In summary, our proposed solution brought together structured AI workflows (via MCP), prompt engineering, and tool-based integration to create a powerful yet simple AI assistant that solves a very real internal pain point. The architecture we designed is modular and extensible - capable of handling other similar use cases beyond summarization.

5. Expected Impact

Skills Acquired and Improved

This challenge provided a hands-on opportunity to strengthen and expand our technical capabilities, particularly in applied AI development. Key skills we developed include:

• Prompt Engineering: We learned to craft and iterate on system prompts that guide AI behavior in complex, multi-turn tasks like summarization. Our early prompts were inconsistent, but through testing and refinement, we achieved more accurate and readable outputs.
  Model-Context Protocol (MCP): We became proficient in using the MCP to structure AI interactions and enable tool calling, gaining a solid understanding of how to build context-aware pipelines and orchestrate external APIs dynamically.
• Chunking and Context Management: We implemented a custom chunking strategy to handle documents exceeding token limits - something we had no practical experience with before this challenge.
• Tool Integration: We learned how to integrate with Notion's API and later explored potential connections with other platforms like Jira and Confluence for future expansion.

Before the challenge, our AI knowledge was largely theoretical. After building and testing a real system end-to-end, we now have practical skills in building LLM-based tools with meaningful user value. Beyond the technical side, we were also surprised by how impactful small changes in prompt wording or response handling could be - something we underestimated early on.

Personal Growth

This project was more than just technical upskilling - it fundamentally changed how we approach problems.
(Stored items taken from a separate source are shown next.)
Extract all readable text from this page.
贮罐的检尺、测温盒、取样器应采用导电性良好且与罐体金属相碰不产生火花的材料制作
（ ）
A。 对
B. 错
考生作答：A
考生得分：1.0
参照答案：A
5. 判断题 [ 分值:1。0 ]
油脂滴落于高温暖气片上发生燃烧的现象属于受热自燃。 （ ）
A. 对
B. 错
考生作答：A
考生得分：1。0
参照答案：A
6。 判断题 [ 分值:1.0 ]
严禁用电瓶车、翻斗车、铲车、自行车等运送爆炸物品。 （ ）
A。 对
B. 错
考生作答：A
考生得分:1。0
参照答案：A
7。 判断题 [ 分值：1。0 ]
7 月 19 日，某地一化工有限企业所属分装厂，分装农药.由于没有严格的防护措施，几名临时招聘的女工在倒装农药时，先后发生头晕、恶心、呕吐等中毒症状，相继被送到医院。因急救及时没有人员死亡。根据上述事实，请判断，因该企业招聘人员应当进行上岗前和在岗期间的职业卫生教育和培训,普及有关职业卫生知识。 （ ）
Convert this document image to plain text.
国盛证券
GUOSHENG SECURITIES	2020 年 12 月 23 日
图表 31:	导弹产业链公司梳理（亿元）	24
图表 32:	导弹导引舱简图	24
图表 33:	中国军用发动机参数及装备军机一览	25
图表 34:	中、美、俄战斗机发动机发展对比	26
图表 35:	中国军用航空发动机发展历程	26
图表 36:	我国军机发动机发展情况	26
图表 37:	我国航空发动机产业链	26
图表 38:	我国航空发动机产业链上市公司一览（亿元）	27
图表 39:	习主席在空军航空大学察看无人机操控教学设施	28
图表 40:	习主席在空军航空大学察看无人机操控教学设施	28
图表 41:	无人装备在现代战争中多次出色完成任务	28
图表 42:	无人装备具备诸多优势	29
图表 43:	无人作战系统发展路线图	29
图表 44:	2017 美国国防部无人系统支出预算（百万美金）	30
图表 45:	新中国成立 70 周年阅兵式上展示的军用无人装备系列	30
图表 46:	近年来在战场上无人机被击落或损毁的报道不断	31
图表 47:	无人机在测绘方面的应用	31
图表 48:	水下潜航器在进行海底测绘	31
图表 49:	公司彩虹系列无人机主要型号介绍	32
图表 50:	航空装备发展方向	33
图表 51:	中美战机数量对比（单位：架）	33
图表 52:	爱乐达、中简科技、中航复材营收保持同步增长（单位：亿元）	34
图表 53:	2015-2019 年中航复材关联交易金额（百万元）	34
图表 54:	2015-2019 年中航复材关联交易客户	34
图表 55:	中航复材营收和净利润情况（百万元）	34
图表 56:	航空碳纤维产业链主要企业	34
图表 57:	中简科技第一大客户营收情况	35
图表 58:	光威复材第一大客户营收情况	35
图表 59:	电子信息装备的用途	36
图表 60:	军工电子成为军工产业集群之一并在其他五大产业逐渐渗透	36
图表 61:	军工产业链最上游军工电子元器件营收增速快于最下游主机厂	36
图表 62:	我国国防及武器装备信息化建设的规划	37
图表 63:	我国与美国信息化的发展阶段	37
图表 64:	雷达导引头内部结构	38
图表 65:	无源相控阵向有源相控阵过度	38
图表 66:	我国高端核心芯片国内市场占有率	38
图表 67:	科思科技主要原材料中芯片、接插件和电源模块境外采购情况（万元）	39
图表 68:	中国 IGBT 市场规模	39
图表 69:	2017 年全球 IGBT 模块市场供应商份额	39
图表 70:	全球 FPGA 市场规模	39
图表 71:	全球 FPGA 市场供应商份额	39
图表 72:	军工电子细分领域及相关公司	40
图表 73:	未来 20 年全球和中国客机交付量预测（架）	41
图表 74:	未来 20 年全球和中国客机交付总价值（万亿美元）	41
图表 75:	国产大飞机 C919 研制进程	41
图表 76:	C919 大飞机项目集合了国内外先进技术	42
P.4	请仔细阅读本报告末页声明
Previously, we often looked at challenges through the lens of what could be solved with traditional programming. Now, we consider how AI can augment solutions, especially for tasks involving unstructured data, like summarizing documents or automating knowledge retrieval.

We also grew in soft skills:

• Collaboration: Dividing tasks, coordinating integration points, and merging ideas across frontend and backend roles helped strengthen our communication and teamwork.
• Adaptability: When our original plan to use a VectorDB introduced unnecessary complexity, we quickly reassessed and pivoted to tool-based querying via MCP - resulting in a simpler and faster implementation.

A key moment of insight came when we saw how well the AI could extract actionable insights from long updates - something we previously assumed would require advanced fine-tuning. It shifted our mindset from “can AI do this?” to “how can we make AI do this better?”

Future Applications and Next Steps

The work we’ve done so far lays the foundation for further AI-driven enhancements in our workflows. We see immediate opportunities to:

• Integrate more data sources, such as Confluence and Jira, enabling the assistant to summarize across all major communication platforms used by our teams.
• Improve summarization quality by experimenting with more advanced chunking techniques, refining prompts, and possibly incorporating feedback loops for continual learning.
• Deliver summaries in more accessible formats, such as daily or weekly Slack digests, tailored per user or team.
• Expand to other use cases, including summarizing PR discussions, spec reviews, or even generating release notes - all following the same AI-enabled workflow.
• Share our knowledge internally, through documentation or workshops, so more teams can build their own AI assistants using MCP and the patterns we’ve established.
• Continue AI learning by exploring areas like retrieval-augmented generation (RAG), prompt chaining, and lightweight fine-tuning strategies.

This challenge has sparked lasting momentum within the team. What began as a simple idea - summarizing internal updates - has evolved into a broader shift in how we build. AI is no longer an abstract concept, but a tool we understand, trust, and are excited to apply.